Um deles diz respeito a realidade das relações de produção. O Século
XX foi marcado pelo avanço das forças produtivas e das relações sociais
de produção, nos apresentando, dessa forma, um mundo praticamente capitalista,
com algumas poucas exceções
[1]
. Outro elemento é o fim da bipolaridade, com a extinção
da União Soviética e a tomada capitalista no Leste Europeu. Tal movimento
coincide com advento neoliberal e com a formação do blocos imperialistas
dessa etapa imperial ainda mais elevada. Apesar de ter havido um reenquadramento
das polaridades – destacadas na disputa do imperialismo entre EUA e
Comunidade Européia – os Estados Unidos assumiram, nos últimos anos,
uma posição de super potência (algo que podemos chamar de “super-imperialismo”).

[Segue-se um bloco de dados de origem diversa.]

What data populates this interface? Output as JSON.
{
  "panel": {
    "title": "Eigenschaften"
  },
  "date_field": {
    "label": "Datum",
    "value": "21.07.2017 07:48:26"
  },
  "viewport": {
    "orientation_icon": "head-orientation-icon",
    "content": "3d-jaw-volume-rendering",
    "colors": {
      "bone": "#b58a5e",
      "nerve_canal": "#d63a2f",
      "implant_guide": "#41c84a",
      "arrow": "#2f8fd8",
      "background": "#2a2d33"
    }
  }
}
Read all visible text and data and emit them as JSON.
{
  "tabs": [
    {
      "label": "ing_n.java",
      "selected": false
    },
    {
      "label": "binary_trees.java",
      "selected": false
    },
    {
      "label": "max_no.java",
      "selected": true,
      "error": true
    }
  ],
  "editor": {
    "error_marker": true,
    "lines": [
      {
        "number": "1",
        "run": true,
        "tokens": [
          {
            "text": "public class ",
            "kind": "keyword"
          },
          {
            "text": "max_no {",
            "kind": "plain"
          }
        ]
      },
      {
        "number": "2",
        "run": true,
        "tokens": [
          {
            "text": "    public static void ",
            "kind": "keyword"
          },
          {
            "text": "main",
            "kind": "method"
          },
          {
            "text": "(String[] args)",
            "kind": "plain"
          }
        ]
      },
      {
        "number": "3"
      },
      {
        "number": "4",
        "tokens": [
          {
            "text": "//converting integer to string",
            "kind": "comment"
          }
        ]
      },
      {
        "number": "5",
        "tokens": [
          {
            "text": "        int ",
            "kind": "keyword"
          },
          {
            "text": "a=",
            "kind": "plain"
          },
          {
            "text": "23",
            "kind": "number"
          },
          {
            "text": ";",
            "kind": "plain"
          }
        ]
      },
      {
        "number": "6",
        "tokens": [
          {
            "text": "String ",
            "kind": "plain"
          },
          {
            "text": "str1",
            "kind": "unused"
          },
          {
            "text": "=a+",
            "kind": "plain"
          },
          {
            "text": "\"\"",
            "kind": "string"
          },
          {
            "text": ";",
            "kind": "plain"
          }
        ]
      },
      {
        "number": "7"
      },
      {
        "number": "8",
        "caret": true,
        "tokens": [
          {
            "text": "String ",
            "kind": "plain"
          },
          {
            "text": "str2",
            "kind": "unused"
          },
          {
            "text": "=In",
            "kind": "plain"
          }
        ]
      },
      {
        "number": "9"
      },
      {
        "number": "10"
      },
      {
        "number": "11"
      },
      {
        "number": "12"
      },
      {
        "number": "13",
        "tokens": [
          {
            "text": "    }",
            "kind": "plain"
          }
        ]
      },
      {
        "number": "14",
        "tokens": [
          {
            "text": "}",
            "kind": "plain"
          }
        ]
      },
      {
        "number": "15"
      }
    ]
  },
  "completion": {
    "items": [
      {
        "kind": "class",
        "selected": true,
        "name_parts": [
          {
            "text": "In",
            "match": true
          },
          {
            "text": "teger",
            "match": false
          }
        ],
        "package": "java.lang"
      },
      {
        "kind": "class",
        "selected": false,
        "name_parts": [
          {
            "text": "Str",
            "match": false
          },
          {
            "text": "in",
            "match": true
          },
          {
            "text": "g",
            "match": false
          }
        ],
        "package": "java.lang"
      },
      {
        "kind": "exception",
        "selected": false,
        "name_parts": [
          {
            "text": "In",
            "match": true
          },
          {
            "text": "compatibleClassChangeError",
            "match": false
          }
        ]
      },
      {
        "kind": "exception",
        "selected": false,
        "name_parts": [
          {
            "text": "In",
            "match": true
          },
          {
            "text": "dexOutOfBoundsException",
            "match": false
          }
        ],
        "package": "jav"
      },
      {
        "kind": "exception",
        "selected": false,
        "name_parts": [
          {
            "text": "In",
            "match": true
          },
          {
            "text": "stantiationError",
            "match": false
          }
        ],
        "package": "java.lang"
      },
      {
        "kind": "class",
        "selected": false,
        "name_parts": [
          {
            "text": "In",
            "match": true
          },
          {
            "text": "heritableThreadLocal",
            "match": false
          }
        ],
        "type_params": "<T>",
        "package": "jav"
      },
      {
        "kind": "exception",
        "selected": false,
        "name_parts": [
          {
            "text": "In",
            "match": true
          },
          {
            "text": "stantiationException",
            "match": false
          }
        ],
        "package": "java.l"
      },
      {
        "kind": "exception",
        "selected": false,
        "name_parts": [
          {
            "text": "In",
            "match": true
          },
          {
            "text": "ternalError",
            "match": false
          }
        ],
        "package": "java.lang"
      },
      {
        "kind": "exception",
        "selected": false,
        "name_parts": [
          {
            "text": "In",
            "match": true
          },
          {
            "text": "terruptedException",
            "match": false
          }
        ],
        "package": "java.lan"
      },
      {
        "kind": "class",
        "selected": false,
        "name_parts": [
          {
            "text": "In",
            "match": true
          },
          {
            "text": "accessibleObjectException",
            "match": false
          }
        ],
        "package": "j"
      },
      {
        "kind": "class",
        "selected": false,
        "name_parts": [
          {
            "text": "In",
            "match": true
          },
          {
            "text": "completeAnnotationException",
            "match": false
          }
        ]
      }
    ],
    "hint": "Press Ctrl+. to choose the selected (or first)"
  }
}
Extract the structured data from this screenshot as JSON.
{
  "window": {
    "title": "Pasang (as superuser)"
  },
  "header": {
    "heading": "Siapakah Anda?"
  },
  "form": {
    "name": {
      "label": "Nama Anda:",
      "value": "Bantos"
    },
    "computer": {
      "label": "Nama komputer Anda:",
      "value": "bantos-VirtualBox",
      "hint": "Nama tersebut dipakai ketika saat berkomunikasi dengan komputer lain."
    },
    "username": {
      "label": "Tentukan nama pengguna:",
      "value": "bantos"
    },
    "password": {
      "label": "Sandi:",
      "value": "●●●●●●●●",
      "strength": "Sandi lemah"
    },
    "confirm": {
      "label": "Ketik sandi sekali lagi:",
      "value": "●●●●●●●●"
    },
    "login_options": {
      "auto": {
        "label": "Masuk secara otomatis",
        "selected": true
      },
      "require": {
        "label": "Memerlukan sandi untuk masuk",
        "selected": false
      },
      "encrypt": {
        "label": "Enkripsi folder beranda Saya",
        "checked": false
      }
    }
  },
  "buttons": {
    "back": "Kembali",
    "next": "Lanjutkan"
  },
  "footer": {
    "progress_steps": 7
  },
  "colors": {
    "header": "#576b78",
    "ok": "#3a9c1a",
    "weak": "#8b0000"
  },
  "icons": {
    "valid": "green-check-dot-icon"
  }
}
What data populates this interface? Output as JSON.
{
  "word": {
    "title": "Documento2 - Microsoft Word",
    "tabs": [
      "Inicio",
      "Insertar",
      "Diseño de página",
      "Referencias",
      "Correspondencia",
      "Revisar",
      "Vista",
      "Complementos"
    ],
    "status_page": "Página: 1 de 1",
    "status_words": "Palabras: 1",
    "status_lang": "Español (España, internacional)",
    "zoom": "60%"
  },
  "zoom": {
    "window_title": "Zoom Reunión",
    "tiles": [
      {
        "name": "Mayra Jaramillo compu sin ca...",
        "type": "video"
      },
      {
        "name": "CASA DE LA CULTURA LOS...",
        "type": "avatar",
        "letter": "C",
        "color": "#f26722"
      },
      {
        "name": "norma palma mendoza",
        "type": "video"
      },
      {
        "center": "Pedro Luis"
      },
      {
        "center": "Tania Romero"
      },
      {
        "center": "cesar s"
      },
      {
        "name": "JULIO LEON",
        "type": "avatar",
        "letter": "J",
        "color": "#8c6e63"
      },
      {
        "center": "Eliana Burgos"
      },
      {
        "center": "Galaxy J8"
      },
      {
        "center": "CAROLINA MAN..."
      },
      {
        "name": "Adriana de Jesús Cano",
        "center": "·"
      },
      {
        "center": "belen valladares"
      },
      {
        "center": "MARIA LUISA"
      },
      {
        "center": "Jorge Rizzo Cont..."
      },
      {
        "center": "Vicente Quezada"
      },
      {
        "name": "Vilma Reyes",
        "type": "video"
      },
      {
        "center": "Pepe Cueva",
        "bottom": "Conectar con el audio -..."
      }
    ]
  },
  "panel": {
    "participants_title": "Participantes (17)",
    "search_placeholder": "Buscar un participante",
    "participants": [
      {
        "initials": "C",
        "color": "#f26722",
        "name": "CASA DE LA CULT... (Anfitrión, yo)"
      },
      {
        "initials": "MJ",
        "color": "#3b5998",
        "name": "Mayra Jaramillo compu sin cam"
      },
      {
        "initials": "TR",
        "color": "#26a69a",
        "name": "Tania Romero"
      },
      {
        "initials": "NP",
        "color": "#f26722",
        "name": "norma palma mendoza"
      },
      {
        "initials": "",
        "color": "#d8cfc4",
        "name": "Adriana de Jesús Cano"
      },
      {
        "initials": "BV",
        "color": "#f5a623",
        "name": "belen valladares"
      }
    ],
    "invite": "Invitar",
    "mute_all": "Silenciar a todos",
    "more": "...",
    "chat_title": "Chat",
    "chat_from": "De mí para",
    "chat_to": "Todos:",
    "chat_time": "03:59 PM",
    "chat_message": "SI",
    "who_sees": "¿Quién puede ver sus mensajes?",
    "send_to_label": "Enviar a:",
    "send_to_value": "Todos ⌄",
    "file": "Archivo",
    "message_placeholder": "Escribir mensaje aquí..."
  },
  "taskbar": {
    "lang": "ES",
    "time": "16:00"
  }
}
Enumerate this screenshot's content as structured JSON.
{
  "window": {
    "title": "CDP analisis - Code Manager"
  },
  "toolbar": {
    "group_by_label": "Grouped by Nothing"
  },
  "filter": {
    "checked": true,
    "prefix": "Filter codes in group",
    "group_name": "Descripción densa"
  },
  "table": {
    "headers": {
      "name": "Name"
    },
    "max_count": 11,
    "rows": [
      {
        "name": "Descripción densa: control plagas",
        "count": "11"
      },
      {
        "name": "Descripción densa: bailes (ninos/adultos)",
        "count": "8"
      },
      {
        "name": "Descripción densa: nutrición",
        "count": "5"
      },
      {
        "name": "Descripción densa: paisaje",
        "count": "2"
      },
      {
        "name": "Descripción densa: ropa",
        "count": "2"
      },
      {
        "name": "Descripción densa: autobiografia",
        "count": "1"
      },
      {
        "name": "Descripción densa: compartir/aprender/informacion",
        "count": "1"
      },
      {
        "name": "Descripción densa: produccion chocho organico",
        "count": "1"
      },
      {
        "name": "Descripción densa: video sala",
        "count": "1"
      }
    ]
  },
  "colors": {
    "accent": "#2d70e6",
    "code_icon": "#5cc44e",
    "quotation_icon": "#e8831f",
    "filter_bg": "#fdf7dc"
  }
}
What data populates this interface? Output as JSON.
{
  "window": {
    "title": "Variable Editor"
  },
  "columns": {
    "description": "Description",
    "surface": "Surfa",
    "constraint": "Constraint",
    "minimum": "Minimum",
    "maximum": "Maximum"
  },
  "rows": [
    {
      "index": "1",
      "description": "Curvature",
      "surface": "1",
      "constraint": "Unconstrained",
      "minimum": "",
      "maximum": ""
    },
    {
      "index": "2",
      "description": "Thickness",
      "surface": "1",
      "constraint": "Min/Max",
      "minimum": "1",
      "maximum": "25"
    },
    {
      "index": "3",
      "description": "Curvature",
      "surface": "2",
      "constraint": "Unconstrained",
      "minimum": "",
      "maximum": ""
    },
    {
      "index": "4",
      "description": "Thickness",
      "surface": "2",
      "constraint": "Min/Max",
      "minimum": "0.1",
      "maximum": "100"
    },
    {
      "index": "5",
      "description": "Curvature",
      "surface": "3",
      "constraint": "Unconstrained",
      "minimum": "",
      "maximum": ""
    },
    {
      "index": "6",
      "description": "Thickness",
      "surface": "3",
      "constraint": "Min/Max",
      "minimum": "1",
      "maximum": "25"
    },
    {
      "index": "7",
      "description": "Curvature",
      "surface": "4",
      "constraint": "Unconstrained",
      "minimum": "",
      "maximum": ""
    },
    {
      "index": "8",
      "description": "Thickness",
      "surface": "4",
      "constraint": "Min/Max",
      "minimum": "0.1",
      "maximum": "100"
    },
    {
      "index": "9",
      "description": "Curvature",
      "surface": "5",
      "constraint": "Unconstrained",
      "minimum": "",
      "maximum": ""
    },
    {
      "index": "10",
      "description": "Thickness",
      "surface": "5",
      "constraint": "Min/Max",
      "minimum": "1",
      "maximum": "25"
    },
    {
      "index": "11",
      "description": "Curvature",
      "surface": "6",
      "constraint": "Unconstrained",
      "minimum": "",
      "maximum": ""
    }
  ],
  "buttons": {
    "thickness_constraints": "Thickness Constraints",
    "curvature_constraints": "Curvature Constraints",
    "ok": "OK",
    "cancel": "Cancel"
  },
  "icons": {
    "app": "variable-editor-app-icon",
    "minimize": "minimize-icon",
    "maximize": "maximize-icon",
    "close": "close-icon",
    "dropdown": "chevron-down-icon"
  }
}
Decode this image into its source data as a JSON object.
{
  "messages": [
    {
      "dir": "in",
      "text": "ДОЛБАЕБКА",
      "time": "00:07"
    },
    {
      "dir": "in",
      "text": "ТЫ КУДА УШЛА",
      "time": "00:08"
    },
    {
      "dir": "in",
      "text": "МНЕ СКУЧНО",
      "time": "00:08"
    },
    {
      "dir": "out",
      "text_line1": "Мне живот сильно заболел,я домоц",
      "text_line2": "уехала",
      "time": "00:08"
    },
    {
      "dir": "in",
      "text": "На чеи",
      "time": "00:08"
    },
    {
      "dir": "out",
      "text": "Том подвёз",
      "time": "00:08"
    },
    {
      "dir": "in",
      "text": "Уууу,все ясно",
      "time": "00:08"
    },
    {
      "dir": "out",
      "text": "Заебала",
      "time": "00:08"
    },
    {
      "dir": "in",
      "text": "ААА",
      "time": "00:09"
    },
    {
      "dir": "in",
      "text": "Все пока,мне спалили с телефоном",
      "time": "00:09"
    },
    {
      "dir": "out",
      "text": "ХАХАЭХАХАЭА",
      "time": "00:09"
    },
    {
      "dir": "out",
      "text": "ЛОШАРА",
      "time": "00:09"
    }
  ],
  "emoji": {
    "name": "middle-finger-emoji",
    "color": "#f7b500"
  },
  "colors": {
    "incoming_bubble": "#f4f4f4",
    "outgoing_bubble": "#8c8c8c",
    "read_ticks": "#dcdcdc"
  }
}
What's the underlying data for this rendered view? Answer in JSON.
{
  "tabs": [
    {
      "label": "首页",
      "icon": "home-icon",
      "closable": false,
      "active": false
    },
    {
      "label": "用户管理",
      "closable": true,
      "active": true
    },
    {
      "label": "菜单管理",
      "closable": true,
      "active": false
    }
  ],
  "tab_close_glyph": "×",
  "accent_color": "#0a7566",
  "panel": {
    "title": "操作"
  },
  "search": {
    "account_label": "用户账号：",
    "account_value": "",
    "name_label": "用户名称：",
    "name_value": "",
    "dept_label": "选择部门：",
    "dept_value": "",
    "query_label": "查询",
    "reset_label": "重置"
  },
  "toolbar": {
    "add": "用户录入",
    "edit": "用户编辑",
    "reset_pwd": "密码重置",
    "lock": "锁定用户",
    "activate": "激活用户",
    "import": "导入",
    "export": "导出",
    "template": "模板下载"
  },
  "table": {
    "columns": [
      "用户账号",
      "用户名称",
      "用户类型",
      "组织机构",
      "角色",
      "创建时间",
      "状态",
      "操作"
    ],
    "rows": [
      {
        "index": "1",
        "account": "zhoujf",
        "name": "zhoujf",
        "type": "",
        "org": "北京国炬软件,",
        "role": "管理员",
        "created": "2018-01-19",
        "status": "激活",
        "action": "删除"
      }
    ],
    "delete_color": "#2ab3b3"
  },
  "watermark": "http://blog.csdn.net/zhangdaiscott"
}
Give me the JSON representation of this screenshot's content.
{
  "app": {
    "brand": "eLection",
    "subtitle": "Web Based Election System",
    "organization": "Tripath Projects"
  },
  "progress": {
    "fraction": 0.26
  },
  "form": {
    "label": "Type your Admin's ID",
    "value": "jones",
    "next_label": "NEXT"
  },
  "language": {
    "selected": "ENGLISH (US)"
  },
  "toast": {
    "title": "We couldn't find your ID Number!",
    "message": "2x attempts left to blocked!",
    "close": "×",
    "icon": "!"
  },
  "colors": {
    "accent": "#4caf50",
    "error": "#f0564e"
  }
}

A contradição reside que o país centro da dominação do capital amargue
uma aguda crise que apareça no seu crescimento pife de cerca de 2% ao
ano. Por sua vez, paralelo a essa realidade, há um evidente apodrecimento
progressivo do modelo neoliberal, que já se esgotou na crise de vários
países, entre as quais destacamos: a crise do México, do Sul Asiático
e da Argentina. No Brasil o fantasma da crise que
assolou outros países (como os apresentados acima) tem nos rondado mais
do que nunca. A coalizão conservadora formada para garantir o neoliberalismo
possui, entre seus conteúdos básicos de sustentação, as privatizações,
as terceirizações, a precarização, a desregulamentação e a flexibilização.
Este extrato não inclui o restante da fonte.